Maria Chapdelaine is the oldest daughter in her family. She has mostly brothers, and one much younger sister, Alma Rose.
Her father Samuel is a man who is more of a settler than a farmer. He has cleared land, and created a homestead before, but then felt the urge to move to a less settled area and start again. His wife has recognized and accepted this about him, though she would like to be closer to a parish. Maria is at the age when young women of her time and situation considered marriage, and as the book moves on, we see that there are three young men interested in her. They are quite different from each other, but all good young men. François Paradis is the first one that we meet. Their fathers knew each other well, and Maria met him when she was younger. Paradis has sold his farm and makes his living guiding other men through the Canadian wilderness and facilitating trading and sourcing resources. He is ambitious and and bright.

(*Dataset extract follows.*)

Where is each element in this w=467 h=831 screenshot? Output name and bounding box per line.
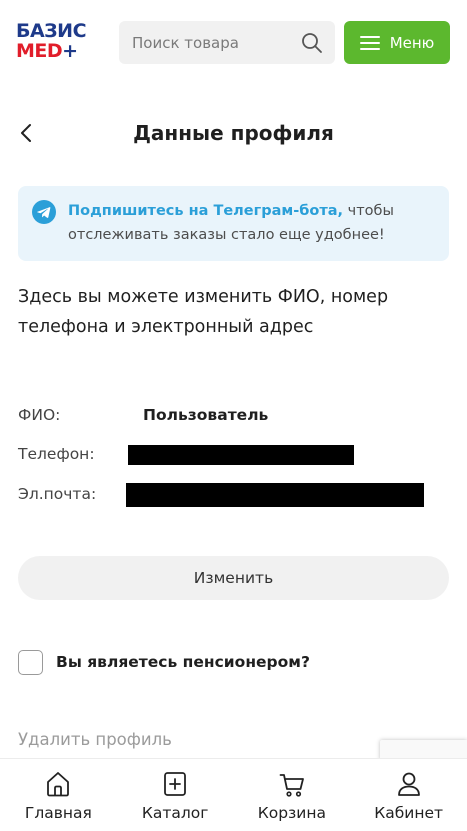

The next one we see is Eutrope Gagnon. He is the Chapdelaine's only neighbour, having taking a concessions two miles away with his brother the year before. His brother, like many of Maria's brothers, works in logging camps during the winter. He is clearing the land mostly on his own (we never see his brother in the novel), but making good headway and once the land is cleared, will build a better house so that he can begin a family. He is a hard worker and a good neighbour in hard times.
The third and last suitor we meet is Lorenzo Suprenant, a young man who has sold his father's farm in Quebec and gone to work in Maine in a factory. He speaks of the joys of urban living, the good wages he earns, and the large contingent of Canadians who live in the same area and provide a community. He wants to offer Maria an easier life than the one in the wilderness she lives in now.
As we watch Maria's family work to clear their land, gather crops, reap fruits from the surrounding wilderness, and hunt to provide meat, we see the reality of their lives and the hard work that goes into survival. Maria must evaluate her emotional connection and her vision of the future with each of these men, based on her experience this far. Her parents offer support, but do not advise her on this important choice.
I enjoyed the story and the independence that Maria had to choose her own life. Her family was a supportive one that worked together to make a good life for themselves and I could see how they cared for each other and worked as a team.